OTTAWA — The Canadian government hasn’t taken steps to collect the taxes they should from digital platforms like Airbnb, and the inaction has to stop, says the Hotel Association of Canada.
Over the last two years, the commercial side of Airbnb’s business – those renting multi-unit entire homes – grew by 108%, says Susie Grynol, President of the Hotel Association of Canada. These entire home rentals generated 83% of Airbnb’s revenues.
Today is tax deadline day in Canada and the HAC is using the day as a platform to call on the federal government to ensure Airbnb pays its fair share of taxes, and to take real action to address tax avoidance in the digital space.
Despite the rapid growth of out of country digital platforms like Airbnb, the government has not taken steps to collect the taxes they should, says the HAC.
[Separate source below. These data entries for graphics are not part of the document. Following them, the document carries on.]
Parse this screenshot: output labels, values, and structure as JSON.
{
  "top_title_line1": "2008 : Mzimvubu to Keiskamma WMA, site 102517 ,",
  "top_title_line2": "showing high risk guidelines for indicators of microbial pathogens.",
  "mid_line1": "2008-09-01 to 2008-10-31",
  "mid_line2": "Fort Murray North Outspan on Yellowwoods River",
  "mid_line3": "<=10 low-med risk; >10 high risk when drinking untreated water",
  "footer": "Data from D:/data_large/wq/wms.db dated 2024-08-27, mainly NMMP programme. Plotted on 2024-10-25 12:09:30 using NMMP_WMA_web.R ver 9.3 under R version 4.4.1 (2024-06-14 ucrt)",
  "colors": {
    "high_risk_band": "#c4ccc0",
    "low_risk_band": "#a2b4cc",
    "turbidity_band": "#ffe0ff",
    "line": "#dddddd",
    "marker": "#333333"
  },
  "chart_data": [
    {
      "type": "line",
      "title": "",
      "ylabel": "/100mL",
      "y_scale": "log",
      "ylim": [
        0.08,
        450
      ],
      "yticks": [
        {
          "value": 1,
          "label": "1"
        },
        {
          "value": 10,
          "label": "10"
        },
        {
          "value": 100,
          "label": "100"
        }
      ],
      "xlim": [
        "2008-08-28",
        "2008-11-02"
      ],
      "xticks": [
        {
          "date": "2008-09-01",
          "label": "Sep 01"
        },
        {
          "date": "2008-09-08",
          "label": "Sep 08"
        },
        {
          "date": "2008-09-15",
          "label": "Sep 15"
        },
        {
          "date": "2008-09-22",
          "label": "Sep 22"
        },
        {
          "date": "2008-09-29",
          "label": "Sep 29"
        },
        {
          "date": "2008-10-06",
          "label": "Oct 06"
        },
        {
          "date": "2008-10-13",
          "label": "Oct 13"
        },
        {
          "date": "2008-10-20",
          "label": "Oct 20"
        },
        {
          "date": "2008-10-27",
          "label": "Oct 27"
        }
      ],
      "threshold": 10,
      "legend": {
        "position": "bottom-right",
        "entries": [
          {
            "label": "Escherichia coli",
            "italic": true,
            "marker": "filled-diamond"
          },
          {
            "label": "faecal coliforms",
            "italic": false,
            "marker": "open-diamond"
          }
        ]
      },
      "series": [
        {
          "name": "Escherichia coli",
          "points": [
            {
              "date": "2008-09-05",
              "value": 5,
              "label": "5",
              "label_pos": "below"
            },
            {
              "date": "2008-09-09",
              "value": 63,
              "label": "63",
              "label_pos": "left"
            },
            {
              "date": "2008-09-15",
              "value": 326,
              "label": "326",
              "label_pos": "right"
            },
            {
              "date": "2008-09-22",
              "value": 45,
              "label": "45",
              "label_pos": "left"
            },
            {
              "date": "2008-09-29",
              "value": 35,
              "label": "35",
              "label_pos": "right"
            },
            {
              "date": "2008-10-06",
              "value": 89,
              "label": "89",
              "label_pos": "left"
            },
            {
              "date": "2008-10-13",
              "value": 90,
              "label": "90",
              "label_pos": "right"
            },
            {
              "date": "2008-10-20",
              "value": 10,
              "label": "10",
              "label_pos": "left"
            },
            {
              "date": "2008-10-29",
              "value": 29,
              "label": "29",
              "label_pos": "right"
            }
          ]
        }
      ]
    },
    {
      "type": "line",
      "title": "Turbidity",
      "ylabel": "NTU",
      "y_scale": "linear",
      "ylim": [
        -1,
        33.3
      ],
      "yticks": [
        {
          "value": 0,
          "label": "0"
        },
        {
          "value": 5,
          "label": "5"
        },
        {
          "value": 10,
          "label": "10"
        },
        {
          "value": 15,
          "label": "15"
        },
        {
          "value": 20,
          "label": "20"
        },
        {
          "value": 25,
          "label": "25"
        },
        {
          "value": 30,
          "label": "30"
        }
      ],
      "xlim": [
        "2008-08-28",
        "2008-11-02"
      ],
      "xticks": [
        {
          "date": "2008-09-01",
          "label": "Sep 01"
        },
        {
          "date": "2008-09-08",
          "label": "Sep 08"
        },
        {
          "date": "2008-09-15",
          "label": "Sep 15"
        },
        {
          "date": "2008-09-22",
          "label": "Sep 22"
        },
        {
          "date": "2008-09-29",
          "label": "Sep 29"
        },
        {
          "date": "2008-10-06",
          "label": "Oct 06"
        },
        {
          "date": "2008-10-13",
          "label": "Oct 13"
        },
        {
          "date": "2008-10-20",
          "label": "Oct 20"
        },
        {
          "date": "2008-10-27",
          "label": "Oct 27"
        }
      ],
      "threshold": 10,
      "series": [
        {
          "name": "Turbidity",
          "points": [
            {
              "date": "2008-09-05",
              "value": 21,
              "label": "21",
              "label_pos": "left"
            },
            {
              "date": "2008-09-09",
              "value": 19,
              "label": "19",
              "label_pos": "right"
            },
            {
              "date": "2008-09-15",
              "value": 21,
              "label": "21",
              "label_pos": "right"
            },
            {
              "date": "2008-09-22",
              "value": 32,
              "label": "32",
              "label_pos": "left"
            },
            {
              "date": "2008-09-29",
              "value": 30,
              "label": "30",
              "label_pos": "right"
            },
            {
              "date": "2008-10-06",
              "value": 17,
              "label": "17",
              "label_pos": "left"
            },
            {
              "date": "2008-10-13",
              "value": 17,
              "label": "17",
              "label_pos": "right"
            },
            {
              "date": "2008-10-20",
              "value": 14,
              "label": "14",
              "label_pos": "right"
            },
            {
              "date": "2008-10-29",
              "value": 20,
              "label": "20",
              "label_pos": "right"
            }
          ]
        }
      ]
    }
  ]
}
“As Canadians across the country file their returns on tax day, it is important that we look at who isn’t paying taxes,” says Grynol.
“Online rental platforms operating in Canada, like Airbnb, do not currently collect or remit GST/HST, pay no corporate income taxes on their Canadian activity, and make it far too easy for those renting rooms on their platforms to do the same.”
Online rental platforms have an unfair advantage over other accommodation businesses, like hotels, who pay their taxes and play by the rules, she says, adding that the real loss is felt by Canadians who end up paying more in taxes to cover the cost of Canada’s social programs.
“It is not acceptable that the federal government has not taken any meaningful action to modernize Canada’s tax laws to deal with the digital economy,” said Grynol. “Further, it is equally unacceptable that Airbnb has not taken a more responsible approach to ensure tax compliance for their commercial hosts.”
Hosts renting out multi-unit entire homes on Airbnb “are running a business through Airbnb, yet the federal government doesn’t require, nor does Airbnb provide, any tax information slips so that revenues can be tracked and tax calculated,” says a statement from the HAC.
In the U.S., there is a federal requirement to complete a 1099-K form in order to support tax compliance. In the EU, value-added taxes are applied and collected at the platform level on the total fee for the booking. “These measures should be adopted in Canada in order to close current loopholes.”
In 2016, guests of Canada’s legitimate hotel properties contributed an estimated $2.2 billion in consumer taxes and fees based on room revenues alone. If the same rates were to be applied to Airbnb’s revenues, the sector has the potential to contribute almost $100 million to the Canadian economy, says Grynol.
Governments have a responsibility to keep up with the emergence of the digital economy, she added. “Other jurisdictions around the world have modernized their tax laws and Canada should follow suit. It’s unacceptable that the federal government allows online platforms to avoid tax, while good corporate citizens continue to support jobs, drive economic growth and fund governments.”
The Hotel Association of Canada represents more than 8,178 hotels, motels and resorts that encompass the $19.2 billion Canadian hotel industry.